Dilfer isn’t naive to those realities, but he hasn’t had to live them day in and day out yet. The hope among former staff is that athletic director Ingram will go to bat for Dilfer in a way that he didn’t for Clark, whom he didn’t hire, and Vincent, whom he had no choice but to accept as interim coach after Clark’s one-two punch of retiring so close to the start of the season and then taking it upon himself to name Vincent as his replacement.
Dilfer has tried to rally important stakeholders to his corner. He says he had to win over “Bill’s guys” early on — the core group of boosters who helped resurrect the program — some of whom he rattles off by name: Tommy Brigham, Hatton Smith and Craft O’Neal.

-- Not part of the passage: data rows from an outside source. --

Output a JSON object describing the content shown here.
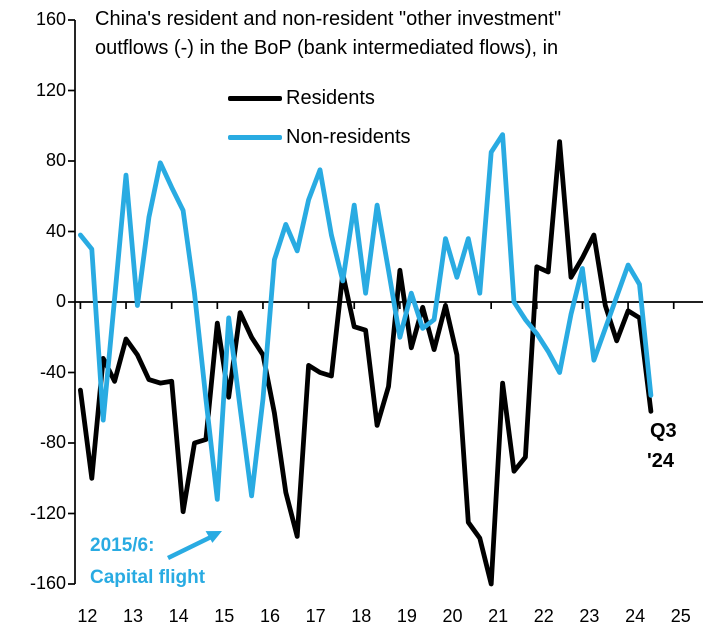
{
  "title": {
    "line1": "China's resident and non-resident \"other investment\"",
    "line2": "outflows (-) in the BoP (bank intermediated flows), in"
  },
  "legend": [
    {
      "label": "Residents",
      "color": "#000000"
    },
    {
      "label": "Non-residents",
      "color": "#29ABE2"
    }
  ],
  "annotations": {
    "capital_flight_line1": "2015/6:",
    "capital_flight_line2": "Capital flight",
    "last_point_line1": "Q3",
    "last_point_line2": "'24"
  },
  "colors": {
    "residents": "#000000",
    "non_residents": "#29ABE2",
    "axis": "#000000"
  },
  "axes": {
    "y_ticks": [
      160,
      120,
      80,
      40,
      0,
      -40,
      -80,
      -120,
      -160
    ],
    "x_tick_labels": [
      "12",
      "13",
      "14",
      "15",
      "16",
      "17",
      "18",
      "19",
      "20",
      "21",
      "22",
      "23",
      "24",
      "25"
    ],
    "ylim": [
      -160,
      160
    ]
  },
  "chart_data": {
    "type": "line",
    "title": "China's resident and non-resident \"other investment\" outflows (-) in the BoP (bank intermediated flows), in",
    "x_unit": "quarter",
    "start": "2012Q1",
    "end": "2024Q3",
    "ylim": [
      -160,
      160
    ],
    "grid": false,
    "legend_position": "top",
    "categories": [
      "2012Q1",
      "2012Q2",
      "2012Q3",
      "2012Q4",
      "2013Q1",
      "2013Q2",
      "2013Q3",
      "2013Q4",
      "2014Q1",
      "2014Q2",
      "2014Q3",
      "2014Q4",
      "2015Q1",
      "2015Q2",
      "2015Q3",
      "2015Q4",
      "2016Q1",
      "2016Q2",
      "2016Q3",
      "2016Q4",
      "2017Q1",
      "2017Q2",
      "2017Q3",
      "2017Q4",
      "2018Q1",
      "2018Q2",
      "2018Q3",
      "2018Q4",
      "2019Q1",
      "2019Q2",
      "2019Q3",
      "2019Q4",
      "2020Q1",
      "2020Q2",
      "2020Q3",
      "2020Q4",
      "2021Q1",
      "2021Q2",
      "2021Q3",
      "2021Q4",
      "2022Q1",
      "2022Q2",
      "2022Q3",
      "2022Q4",
      "2023Q1",
      "2023Q2",
      "2023Q3",
      "2023Q4",
      "2024Q1",
      "2024Q2",
      "2024Q3"
    ],
    "series": [
      {
        "name": "Residents",
        "color": "#000000",
        "values": [
          -50,
          -100,
          -32,
          -45,
          -21,
          -30,
          -44,
          -46,
          -45,
          -119,
          -80,
          -78,
          -12,
          -54,
          -6,
          -20,
          -30,
          -63,
          -108,
          -133,
          -36,
          -40,
          -42,
          16,
          -14,
          -16,
          -70,
          -48,
          18,
          -26,
          -3,
          -27,
          -2,
          -30,
          -125,
          -134,
          -160,
          -46,
          -96,
          -88,
          20,
          17,
          91,
          14,
          25,
          38,
          -2,
          -22,
          -5,
          -9,
          -62
        ]
      },
      {
        "name": "Non-residents",
        "color": "#29ABE2",
        "values": [
          38,
          30,
          -67,
          2,
          72,
          -2,
          48,
          79,
          65,
          52,
          5,
          -55,
          -112,
          -9,
          -60,
          -110,
          -55,
          24,
          44,
          29,
          58,
          75,
          38,
          12,
          55,
          5,
          55,
          18,
          -20,
          5,
          -15,
          -10,
          36,
          14,
          36,
          5,
          85,
          95,
          0,
          -10,
          -18,
          -28,
          -40,
          -7,
          19,
          -33,
          -15,
          3,
          21,
          10,
          -53
        ]
      }
    ]
  }
}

Moments before this interview, Dilfer hosted former UAB player and Athletics Foundation board member Justin Craft in his office for some face-to-face time.

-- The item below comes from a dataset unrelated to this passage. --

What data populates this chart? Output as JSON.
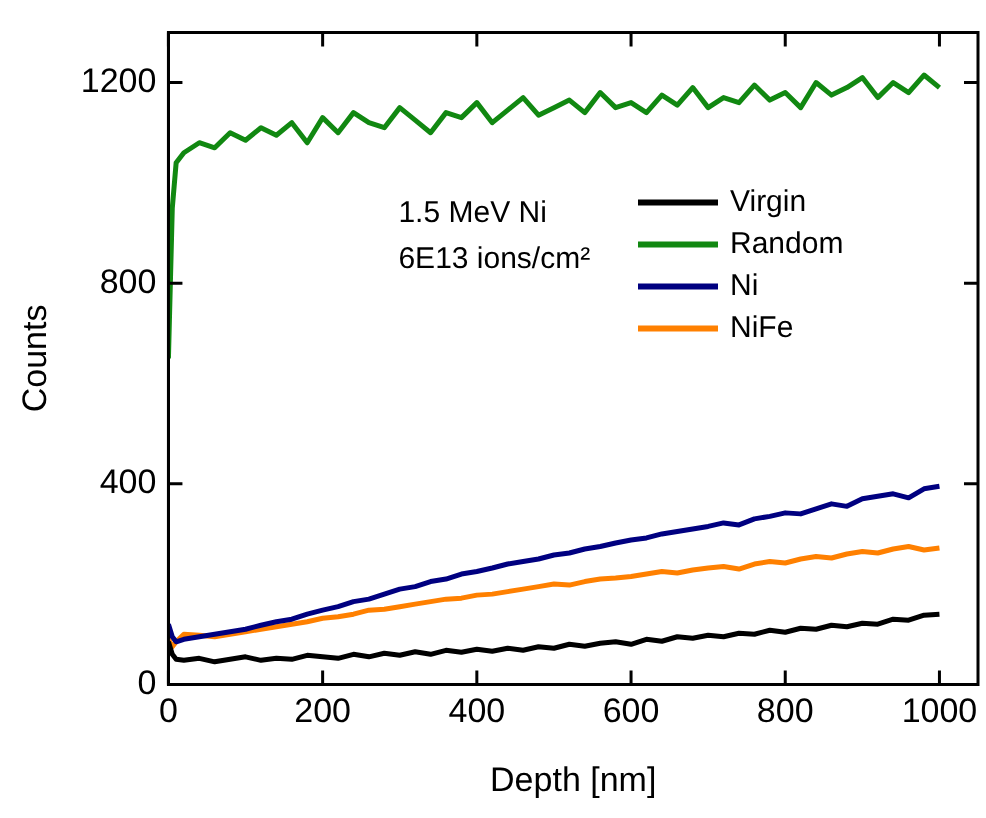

“I’ll take on the fragility of what this place has been through,” Dilfer says. “But I don’t want [coaches] to worry about it because then it could get into a lot of problems — you could get into instead of challenges, problems. You could get into the whining, the complaining, the woe is me instead of looking forward.
“To a fault, I don’t have a rearview mirror. What I do have is a sense of history.”

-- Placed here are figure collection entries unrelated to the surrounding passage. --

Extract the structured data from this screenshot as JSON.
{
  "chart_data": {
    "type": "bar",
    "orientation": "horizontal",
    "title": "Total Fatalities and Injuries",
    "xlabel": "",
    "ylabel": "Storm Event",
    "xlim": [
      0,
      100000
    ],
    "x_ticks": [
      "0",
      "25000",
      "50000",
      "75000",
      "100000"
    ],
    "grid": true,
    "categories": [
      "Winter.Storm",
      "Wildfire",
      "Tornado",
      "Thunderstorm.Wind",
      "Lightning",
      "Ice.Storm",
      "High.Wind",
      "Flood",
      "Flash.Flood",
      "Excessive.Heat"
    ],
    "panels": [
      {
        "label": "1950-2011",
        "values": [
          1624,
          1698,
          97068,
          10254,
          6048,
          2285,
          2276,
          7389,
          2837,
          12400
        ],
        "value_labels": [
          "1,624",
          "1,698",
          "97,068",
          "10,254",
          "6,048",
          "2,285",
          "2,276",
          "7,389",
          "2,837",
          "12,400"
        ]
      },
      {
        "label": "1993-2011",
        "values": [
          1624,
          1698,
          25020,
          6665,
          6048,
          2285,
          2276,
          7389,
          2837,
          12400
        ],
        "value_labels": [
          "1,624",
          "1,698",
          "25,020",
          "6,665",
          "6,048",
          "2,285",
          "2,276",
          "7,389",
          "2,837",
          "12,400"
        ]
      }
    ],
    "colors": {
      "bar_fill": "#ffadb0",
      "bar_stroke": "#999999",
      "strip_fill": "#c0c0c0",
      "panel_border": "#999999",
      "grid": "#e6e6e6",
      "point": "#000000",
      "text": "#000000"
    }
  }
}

There’s another distinction Dilfer makes.
“You can be aware of what’s behind you, but you’re not staring into it, being consumed with it.”
🎙: All-Access with Head Coach Trent Dilfer at the UAB Spring Game#WinAsOne | @DilfersDimes pic.twitter.com/MDwLJZLFZG
— UAB Football (@UAB_FB) April 7, 2023
DILFER IS CAREFUL when he describes the current state of UAB football. What he’s doing, he says, is not a rebuild. That would be a discredit to what Clark and Vincent accomplished — the games they won and the players they recruited. The physical infrastructure is already in place, including a new football facility and downtown stadium.
What Dilfer’s doing, he says, is more akin to a remodel. He wants to change the vibe of the place — how it looks and feels, and what it dares to accomplish.
The roster has turned over some since Dilfer took the reins. But on a scale of 1 to Deion Sanders, the 22 total transfers out of the program is relatively modest. Dilfer and his staff brought in 16 transfers, 12 of which have spent time at Power 5 programs.
Former Baylor quarterback Jacob Zeno figures to be the Week 1 starter. Together with Mortensen, Dilfer says they’re going to run stuff on offense that no one is prepared for. Zeno expects much more of an emphasis on the passing game than in years past, with a mix of outside zone, run-pass option and traditional drop-back passes.
“My expectation is like everybody else in the building — coaches, players — is to win every game,” Zeno says.
UAB received the eighth-most points in the AAC preseason media poll of its 14 member schools. So maybe a conference title is a ways off.
Asked exactly how good he believes they’ll be this season, Dilfer says, “I don’t have a crystal ball.”
But what he does have is the kind of enthusiasm that makes you forget he’s operating on just two hours sleep.
“Winners are about it, they don’t talk about it,” he says. “When you leave this office, I will do something to help us win. On the plane yesterday, I was doing something to help us win. On vacation, I was doing stuff to help us win. I have 48 staffers in this building and every single day they’re doing something to help us win. Now, they’re not talking about it, they’re actually doing it. That’s not true in every building. That’s not true in the NFL. That’s why you have the haves and the have-nots in the NFL. The people that win every moment of every single day, they’re doing something that when you add up the cumulative effect, it’s going to pour gasoline on your progression of winning.
“I’m trusting that process. We do winning things around here nonstop.”